22. WORKFORCE PROTECTION

 

FASTERIZE complies with legal requirements concerning labor regulations and is solely responsible for the burden and execution of the obligations imposed by social and tax laws in favor of or on behalf of its personnel.

 

23. COMMERCIAL REFERENCE

 

FASTERIZE may cite the name of the CLIENT or mention it as a commercial reference by any means, particularly in the context of commercial relations between FASTERIZE and its prospects or customers.

 

24. MISCELLANEOUS PROVISIONS

 

Each Party shall refrain from making any commitment in the name and/or on behalf of the other.

Each Party remains solely responsible for its actions, allegations, commitments, services, products and personnel.

The headings being inserted only for convenience, in the event of any difficulty of interpretation between any of the headings appearing at the head of the clauses and the content of any of the clauses, the headings shall be declared non-existent.

The Contractual Documents express the entirety of the Parties’ obligations with respect to its subject matter. No general or specific conditions contained in the documents sent, exchanged or delivered by the Parties may be incorporated into the Contractual Documents.

Any modification may only be made by means of a written amendment duly signed by the authorized representatives of each of the Parties.

If any of the provisions of the General Conditions were to be found to be null and void under a rule of law in force or a final court decision, it would then be deemed unwritten, without thereby rendering the General Conditions null and void or altering the validity of its other provisions.

The fact that either Party does not claim the application of any clause of the General Conditions or acquiesces in its non-performance, whether permanently or temporarily, may not be interpreted as a waiver by that Party of the rights arising for it from said clause.
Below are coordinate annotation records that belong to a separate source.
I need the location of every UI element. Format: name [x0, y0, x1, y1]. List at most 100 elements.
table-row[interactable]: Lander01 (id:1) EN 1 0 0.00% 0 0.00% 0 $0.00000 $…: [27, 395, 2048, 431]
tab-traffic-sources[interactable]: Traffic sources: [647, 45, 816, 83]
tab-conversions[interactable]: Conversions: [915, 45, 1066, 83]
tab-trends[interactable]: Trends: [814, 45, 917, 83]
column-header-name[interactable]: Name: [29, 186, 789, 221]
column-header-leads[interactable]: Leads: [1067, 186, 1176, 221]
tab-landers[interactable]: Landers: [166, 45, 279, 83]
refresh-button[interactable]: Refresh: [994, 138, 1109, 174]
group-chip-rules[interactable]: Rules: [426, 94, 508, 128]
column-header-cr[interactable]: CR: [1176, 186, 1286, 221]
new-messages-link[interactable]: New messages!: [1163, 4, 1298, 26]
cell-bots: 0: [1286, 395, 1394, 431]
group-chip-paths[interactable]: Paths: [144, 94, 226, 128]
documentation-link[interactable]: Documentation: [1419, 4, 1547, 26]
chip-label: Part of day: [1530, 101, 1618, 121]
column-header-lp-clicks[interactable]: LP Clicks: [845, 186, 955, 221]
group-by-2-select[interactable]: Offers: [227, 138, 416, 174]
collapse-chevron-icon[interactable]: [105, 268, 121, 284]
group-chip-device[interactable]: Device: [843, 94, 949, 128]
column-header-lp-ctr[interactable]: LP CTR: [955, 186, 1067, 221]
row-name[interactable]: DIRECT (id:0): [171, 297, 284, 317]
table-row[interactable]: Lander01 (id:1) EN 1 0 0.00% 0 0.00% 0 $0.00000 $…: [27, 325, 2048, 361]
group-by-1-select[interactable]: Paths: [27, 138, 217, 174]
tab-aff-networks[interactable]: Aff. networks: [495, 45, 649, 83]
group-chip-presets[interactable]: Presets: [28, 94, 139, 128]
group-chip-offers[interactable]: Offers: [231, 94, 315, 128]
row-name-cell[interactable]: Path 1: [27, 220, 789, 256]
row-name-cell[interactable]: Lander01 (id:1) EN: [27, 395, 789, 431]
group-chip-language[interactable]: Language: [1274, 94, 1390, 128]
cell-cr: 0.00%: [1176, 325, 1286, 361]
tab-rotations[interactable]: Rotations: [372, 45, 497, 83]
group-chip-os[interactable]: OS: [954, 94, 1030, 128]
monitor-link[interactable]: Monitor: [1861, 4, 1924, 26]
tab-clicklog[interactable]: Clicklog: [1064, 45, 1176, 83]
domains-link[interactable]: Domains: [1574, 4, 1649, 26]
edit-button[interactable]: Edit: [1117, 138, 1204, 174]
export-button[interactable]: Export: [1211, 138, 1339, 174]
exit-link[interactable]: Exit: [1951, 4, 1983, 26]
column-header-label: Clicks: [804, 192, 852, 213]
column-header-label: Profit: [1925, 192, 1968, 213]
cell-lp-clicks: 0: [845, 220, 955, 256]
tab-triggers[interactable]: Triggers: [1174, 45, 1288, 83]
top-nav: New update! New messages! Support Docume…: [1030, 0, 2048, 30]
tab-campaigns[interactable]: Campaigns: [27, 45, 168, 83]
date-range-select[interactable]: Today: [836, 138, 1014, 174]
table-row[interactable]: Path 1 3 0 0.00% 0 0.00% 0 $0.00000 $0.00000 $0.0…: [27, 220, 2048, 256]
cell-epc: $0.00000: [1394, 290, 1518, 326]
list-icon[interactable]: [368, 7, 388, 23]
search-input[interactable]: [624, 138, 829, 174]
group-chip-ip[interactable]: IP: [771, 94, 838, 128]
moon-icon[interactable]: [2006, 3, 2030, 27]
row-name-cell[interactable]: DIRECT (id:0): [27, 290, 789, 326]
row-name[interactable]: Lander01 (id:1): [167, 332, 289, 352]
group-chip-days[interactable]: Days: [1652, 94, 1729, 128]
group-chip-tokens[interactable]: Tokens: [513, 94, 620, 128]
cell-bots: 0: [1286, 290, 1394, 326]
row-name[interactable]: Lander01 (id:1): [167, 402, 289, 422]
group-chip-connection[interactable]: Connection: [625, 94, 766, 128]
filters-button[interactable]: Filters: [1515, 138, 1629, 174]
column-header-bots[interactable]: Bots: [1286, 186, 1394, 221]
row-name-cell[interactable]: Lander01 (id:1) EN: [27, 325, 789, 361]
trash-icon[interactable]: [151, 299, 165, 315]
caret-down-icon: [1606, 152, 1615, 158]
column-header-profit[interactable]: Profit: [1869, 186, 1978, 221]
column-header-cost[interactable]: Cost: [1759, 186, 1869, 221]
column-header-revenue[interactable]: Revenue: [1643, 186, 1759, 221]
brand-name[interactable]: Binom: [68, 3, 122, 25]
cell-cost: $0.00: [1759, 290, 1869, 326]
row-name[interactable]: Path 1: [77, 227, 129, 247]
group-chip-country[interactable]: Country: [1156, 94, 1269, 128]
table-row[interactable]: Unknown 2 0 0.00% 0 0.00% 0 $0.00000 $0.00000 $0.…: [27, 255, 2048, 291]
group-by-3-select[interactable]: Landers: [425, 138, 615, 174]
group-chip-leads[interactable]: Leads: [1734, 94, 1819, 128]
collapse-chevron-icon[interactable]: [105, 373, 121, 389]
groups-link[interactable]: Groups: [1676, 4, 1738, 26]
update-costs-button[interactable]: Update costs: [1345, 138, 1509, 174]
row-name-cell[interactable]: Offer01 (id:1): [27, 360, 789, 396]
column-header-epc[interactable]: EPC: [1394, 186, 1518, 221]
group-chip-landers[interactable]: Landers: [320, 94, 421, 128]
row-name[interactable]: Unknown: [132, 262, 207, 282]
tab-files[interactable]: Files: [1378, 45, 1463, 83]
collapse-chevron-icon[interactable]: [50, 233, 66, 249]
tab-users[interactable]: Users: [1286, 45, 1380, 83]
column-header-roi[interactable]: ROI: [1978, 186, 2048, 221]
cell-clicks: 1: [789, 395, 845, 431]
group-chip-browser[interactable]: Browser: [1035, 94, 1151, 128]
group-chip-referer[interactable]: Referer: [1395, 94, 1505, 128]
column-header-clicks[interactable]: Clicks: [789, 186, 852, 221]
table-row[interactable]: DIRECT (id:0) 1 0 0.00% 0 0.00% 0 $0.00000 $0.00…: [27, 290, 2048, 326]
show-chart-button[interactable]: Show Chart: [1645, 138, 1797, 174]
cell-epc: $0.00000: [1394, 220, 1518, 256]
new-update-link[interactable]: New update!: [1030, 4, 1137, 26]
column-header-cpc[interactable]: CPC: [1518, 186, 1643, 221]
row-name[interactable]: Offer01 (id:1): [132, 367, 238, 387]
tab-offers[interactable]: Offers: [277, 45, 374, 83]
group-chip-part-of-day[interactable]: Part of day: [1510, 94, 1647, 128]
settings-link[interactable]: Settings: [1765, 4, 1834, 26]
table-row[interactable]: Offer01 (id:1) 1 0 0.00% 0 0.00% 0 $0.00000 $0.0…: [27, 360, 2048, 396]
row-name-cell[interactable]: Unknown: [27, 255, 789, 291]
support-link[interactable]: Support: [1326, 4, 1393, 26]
The Parties elect domicile at their registered office indicated at the top of this document.

 

25. CONTRACTUAL DOCUMENTS

 

The relations between the Parties are governed by the General Conditions as well as by the following other Contractual Documents:

In the event of any contradiction, the General Conditions shall prevail over the other Contractual Documents.

The Contractual Documents constitute the entire agreement between the Parties.

Thus, it is expressly agreed between the Parties that any general conditions of the CLIENT or any other similar document published or usually used by the CLIENT are not enforceable and are expressly excluded from the scope of the Contractual Documents.

The Contractual Documents cancel and replace any communication, oral or written, between the Parties prior to the signing of the Estimate.

 

26. PRIOR CONCILIATION

 

In the event of a dispute arising between them concerning the interpretation or execution of the Contractual Documents, and except in cases of non-compliance with settlement deadlines, the Parties will endeavour to find an amicable solution to their dispute as soon as possible.

For this purpose, as soon as a Party identifies a dispute with the other Party, it may request the convening of a meeting in order to discuss the settlement of the issue which is the subject of the dispute.

This summons will be made by any means. This meeting will be held within a maximum of 15 days from receipt of the request which will be sent by registered letter with acknowledgment of receipt.

If, within this period of 15 days, no solution is found, ratified by a written agreement signed by the representatives of the Parties or if the meeting has not taken place, the amicable procedure will be considered as terminated.

 

27. LAW AND JURISDICTION

 

The Contractual Documents are governed by French law.

IN THE EVENT OF A DISPUTE AND AFTER AN ATTEMPT AT AMICABLE CONCILIATION, EXPRESS JURISDICTION IS ATTRIBUTED TO THE COURTS OF PARIS, NOTWITHSTANDING MULTIPLE DEFENDANTS OR THIRD-PARTY CALLS, EVEN FOR EMERGENCY PROCEDURES OR CONSERVATORY PROCEDURES, IN SUMMARY PROCEEDINGS OR ON REQUEST.